Several states that previously required substitutes to have a bachelor’s degree lowered that threshold and now allow candidates with only a high school diploma to apply for emergency certification. That has raised questions about the quality of learning that students receive, especially at a time when disadvantaged students need even more help to make up instruction disrupted by the pandemic.
Carole Basile, dean of Arizona State University’s teachers college, criticized lowering the bar for temporary teachers. Her state allows substitutes with only high school diplomas to receive emergency certification and recently doubled to two years the length of those emergency licenses.

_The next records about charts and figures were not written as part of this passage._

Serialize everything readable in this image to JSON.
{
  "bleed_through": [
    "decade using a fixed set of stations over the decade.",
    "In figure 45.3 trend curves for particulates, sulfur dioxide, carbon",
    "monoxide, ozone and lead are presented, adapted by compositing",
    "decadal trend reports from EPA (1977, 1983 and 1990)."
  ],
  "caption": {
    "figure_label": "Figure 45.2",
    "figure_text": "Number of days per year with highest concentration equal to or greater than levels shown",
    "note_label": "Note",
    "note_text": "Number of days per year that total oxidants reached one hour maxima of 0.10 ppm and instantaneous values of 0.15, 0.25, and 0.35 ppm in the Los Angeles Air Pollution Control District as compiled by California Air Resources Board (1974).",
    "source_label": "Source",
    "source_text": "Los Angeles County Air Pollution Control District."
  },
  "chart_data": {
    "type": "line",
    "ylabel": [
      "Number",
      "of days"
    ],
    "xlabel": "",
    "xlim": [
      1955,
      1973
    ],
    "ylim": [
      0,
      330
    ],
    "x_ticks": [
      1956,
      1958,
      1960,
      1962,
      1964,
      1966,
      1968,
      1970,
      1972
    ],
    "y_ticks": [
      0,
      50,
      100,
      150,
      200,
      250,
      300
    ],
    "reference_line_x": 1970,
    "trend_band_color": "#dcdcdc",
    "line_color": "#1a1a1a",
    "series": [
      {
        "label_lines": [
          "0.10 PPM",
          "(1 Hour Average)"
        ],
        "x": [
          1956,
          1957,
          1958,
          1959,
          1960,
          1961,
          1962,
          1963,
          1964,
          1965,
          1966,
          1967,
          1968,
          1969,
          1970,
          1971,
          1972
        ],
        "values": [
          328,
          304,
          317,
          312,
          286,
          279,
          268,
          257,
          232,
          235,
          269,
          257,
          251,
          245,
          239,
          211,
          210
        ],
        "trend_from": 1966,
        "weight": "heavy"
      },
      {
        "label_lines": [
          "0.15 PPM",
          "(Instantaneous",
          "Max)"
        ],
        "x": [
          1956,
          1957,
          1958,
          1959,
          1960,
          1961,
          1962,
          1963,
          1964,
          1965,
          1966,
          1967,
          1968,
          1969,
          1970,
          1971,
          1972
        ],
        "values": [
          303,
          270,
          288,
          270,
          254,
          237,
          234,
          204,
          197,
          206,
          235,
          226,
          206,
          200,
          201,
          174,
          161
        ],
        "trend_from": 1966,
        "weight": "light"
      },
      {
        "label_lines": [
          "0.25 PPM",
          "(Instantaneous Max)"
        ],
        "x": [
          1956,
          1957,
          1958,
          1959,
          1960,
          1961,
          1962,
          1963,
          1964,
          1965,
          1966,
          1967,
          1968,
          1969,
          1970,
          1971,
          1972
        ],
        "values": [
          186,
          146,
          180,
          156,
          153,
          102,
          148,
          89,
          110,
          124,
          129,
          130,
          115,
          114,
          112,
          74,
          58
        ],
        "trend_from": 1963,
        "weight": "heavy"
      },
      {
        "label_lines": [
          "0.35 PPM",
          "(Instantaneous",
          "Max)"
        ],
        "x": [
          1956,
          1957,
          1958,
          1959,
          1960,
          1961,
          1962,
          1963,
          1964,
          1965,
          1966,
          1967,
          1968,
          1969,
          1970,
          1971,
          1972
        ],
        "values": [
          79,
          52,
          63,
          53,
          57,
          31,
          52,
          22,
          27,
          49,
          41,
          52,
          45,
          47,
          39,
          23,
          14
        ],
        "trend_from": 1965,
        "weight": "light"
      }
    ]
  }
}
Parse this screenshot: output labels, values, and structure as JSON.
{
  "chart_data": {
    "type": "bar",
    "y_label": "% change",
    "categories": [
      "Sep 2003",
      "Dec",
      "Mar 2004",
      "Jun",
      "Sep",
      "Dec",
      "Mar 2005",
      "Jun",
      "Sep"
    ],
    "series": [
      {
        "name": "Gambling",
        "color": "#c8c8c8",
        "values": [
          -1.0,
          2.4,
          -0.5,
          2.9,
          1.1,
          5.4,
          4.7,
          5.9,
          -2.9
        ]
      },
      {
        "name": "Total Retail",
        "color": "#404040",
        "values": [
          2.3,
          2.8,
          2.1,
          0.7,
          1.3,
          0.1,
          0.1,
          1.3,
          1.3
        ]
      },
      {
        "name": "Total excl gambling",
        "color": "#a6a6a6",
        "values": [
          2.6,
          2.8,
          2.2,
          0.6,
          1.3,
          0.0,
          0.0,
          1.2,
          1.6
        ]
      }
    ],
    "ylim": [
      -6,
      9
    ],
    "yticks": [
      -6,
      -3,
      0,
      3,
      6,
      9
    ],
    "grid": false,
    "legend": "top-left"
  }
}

“A lot of substitutes only need a high school diploma and know very little about education,” Basile said. “That’s a crapshoot, really, for kids.”
Other places are offering pay bumps to substitutes. Around 60 percent of large school districts surveyed by the National Council on Teacher Quality, an advocacy group, increased pay for subs during the pandemic. The survey found substitutes on average got a raise of 18.5 percent — which the council described as “an unprecedented increase” in the past decade.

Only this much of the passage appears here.